Bucket correlation aggregation

edit

This functionality is in technical preview and may be changed or removed in a future release. Elastic will work to fix any issues, but features in technical preview are not subject to the support SLA of official GA features.

A sibling pipeline aggregation which executes a correlation function on the configured sibling multi-bucket aggregation.

Parameters

edit
buckets_path
(Required, string) Path to the buckets that contain one set of values to correlate. For syntax, see buckets_path Syntax.
function

(Required, object) The correlation function to execute.

Properties of function
count_correlation

(Required*, object) The configuration to calculate a count correlation. This function is designed for determining the correlation of a term value and a given metric. Consequently, it needs to meet the following requirements.
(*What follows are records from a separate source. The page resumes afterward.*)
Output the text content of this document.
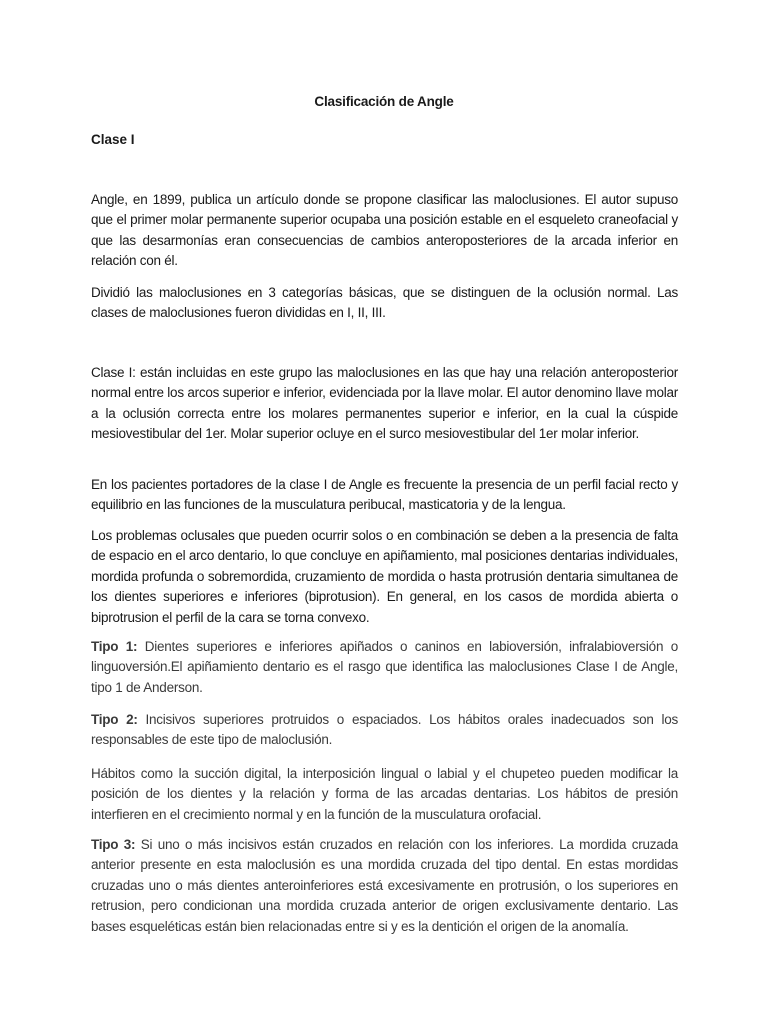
Clasificación de Angle
Clase I

Angle, en 1899, publica un artículo donde se propone clasificar las maloclusiones. El autor supuso que el primer molar permanente superior ocupaba una posición estable en el esqueleto craneofacial y que las desarmonías eran consecuencias de cambios anteroposteriores de la arcada inferior en relación con él.

Dividió las maloclusiones en 3 categorías básicas, que se distinguen de la oclusión normal. Las clases de maloclusiones fueron divididas en I, II, III.

Clase I: están incluidas en este grupo las maloclusiones en las que hay una relación anteroposterior normal entre los arcos superior e inferior, evidenciada por la llave molar. El autor denomino llave molar a la oclusión correcta entre los molares permanentes superior e inferior, en la cual la cúspide mesiovestibular del 1er. Molar superior ocluye en el surco mesiovestibular del 1er molar inferior.

En los pacientes portadores de la clase I de Angle es frecuente la presencia de un perfil facial recto y equilibrio en las funciones de la musculatura peribucal, masticatoria y de la lengua.

Los problemas oclusales que pueden ocurrir solos o en combinación se deben a la presencia de falta de espacio en el arco dentario, lo que concluye en apiñamiento, mal posiciones dentarias individuales, mordida profunda o sobremordida, cruzamiento de mordida o hasta protrusión dentaria simultanea de los dientes superiores e inferiores (biprotusion). En general, en los casos de mordida abierta o biprotrusion el perfil de la cara se torna convexo.

Tipo 1: Dientes superiores e inferiores apiñados o caninos en labioversión, infralabioversión o linguoversión.El apiñamiento dentario es el rasgo que identifica las maloclusiones Clase I de Angle, tipo 1 de Anderson.

Tipo 2: Incisivos superiores protruidos o espaciados. Los hábitos orales inadecuados son los responsables de este tipo de maloclusión.

Hábitos como la succión digital, la interposición lingual o labial y el chupeteo pueden modificar la posición de los dientes y la relación y forma de las arcadas dentarias. Los hábitos de presión interfieren en el crecimiento normal y en la función de la musculatura orofacial.

Tipo 3: Si uno o más incisivos están cruzados en relación con los inferiores. La mordida cruzada anterior presente en esta maloclusión es una mordida cruzada del tipo dental. En estas mordidas cruzadas uno o más dientes anteroinferiores está excesivamente en protrusión, o los superiores en retrusion, pero condicionan una mordida cruzada anterior de origen exclusivamente dentario. Las bases esqueléticas están bien relacionadas entre si y es la dentición el origen de la anomalía.
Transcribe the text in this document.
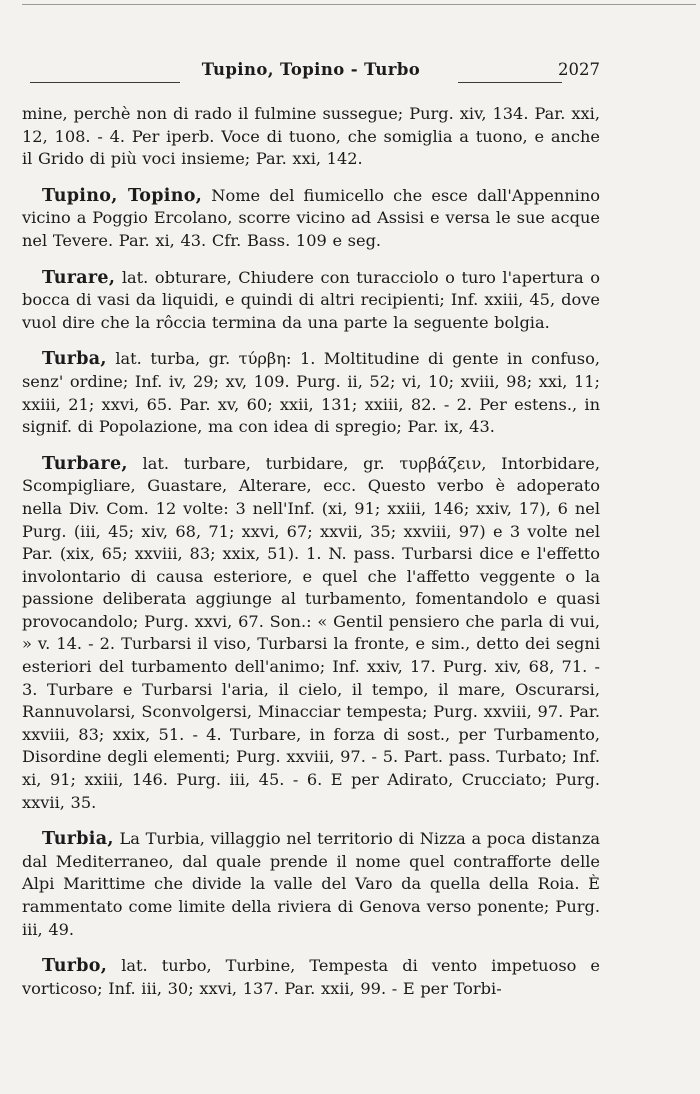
Tupino, Topino - Turbo	2027

mine, perchè non di rado il fulmine sussegue; Purg. xiv, 134. Par. xxi, 12, 108. - 4. Per iperb. Voce di tuono, che somiglia a tuono, e anche il Grido di più voci insieme; Par. xxi, 142.

Tupino, Topino, Nome del fiumicello che esce dall'Appennino vicino a Poggio Ercolano, scorre vicino ad Assisi e versa le sue acque nel Tevere. Par. xi, 43. Cfr. Bass. 109 e seg.

Turare, lat. obturare, Chiudere con turacciolo o turo l'apertura o bocca di vasi da liquidi, e quindi di altri recipienti; Inf. xxiii, 45, dove vuol dire che la rôccia termina da una parte la seguente bolgia.

Turba, lat. turba, gr. τύρβη: 1. Moltitudine di gente in confuso, senz' ordine; Inf. iv, 29; xv, 109. Purg. ii, 52; vi, 10; xviii, 98; xxi, 11; xxiii, 21; xxvi, 65. Par. xv, 60; xxii, 131; xxiii, 82. - 2. Per estens., in signif. di Popolazione, ma con idea di spregio; Par. ix, 43.

Turbare, lat. turbare, turbidare, gr. τυρβάζειν, Intorbidare, Scompigliare, Guastare, Alterare, ecc. Questo verbo è adoperato nella Div. Com. 12 volte: 3 nell'Inf. (xi, 91; xxiii, 146; xxiv, 17), 6 nel Purg. (iii, 45; xiv, 68, 71; xxvi, 67; xxvii, 35; xxviii, 97) e 3 volte nel Par. (xix, 65; xxviii, 83; xxix, 51). 1. N. pass. Turbarsi dice e l'effetto involontario di causa esteriore, e quel che l'affetto veggente o la passione deliberata aggiunge al turbamento, fomentandolo e quasi provocandolo; Purg. xxvi, 67. Son.: « Gentil pensiero che parla di vui, » v. 14. - 2. Turbarsi il viso, Turbarsi la fronte, e sim., detto dei segni esteriori del turbamento dell'animo; Inf. xxiv, 17. Purg. xiv, 68, 71. - 3. Turbare e Turbarsi l'aria, il cielo, il tempo, il mare, Oscurarsi, Rannuvolarsi, Sconvolgersi, Minacciar tempesta; Purg. xxviii, 97. Par. xxviii, 83; xxix, 51. - 4. Turbare, in forza di sost., per Turbamento, Disordine degli elementi; Purg. xxviii, 97. - 5. Part. pass. Turbato; Inf. xi, 91; xxiii, 146. Purg. iii, 45. - 6. E per Adirato, Crucciato; Purg. xxvii, 35.

Turbia, La Turbia, villaggio nel territorio di Nizza a poca distanza dal Mediterraneo, dal quale prende il nome quel contrafforte delle Alpi Marittime che divide la valle del Varo da quella della Roia. È rammentato come limite della riviera di Genova verso ponente; Purg. iii, 49.

Turbo, lat. turbo, Turbine, Tempesta di vento impetuoso e vorticoso; Inf. iii, 30; xxvi, 137. Par. xxii, 99. - E per Torbi-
  • The buckets_path must point to a _count metric.
  • The total count of all the bucket_path count values must be less than or equal to indicator.doc_count.
  • When utilizing this function, an initial calculation to gather the required indicator values is required.
Properties of count_correlation
indicator

(Required, object) The indicator with which to correlate the configured bucket_path values.

Properties of indicator
doc_count
(Required, integer) The total number of documents that initially created the expectations. It’s required to be greater than or equal to the sum of all values in the buckets_path as this is the originating superset of data to which the term values are correlated.
expectations
(Required, array) An array of numbers with which to correlate the configured bucket_path values. The length of this value must always equal the number of buckets returned by the bucket_path.
fractions
(Optional, array) An array of fractions to use when averaging and calculating variance. This should be used if the pre-calculated data and the buckets_path have known gaps. The length of fractions, if provided, must equal expectations.

Syntax

edit

A bucket_correlation aggregation looks like this in isolation:

{
  "bucket_correlation": {
    "buckets_path": "range_values>_count", 
    "function": {
      "count_correlation": { 
        "indicator": {
          "expectations": [...],
          "doc_count": 10000
        }
      }
    }
  }
}

The buckets containing the values to correlate against.

The correlation function definition.

Example

edit

The following snippet correlates the individual terms in the field version with the latency metric. Not shown is the pre-calculation of the latency indicator values, which was done utilizing the percentiles aggregation.

This example is only using the 10s percentiles.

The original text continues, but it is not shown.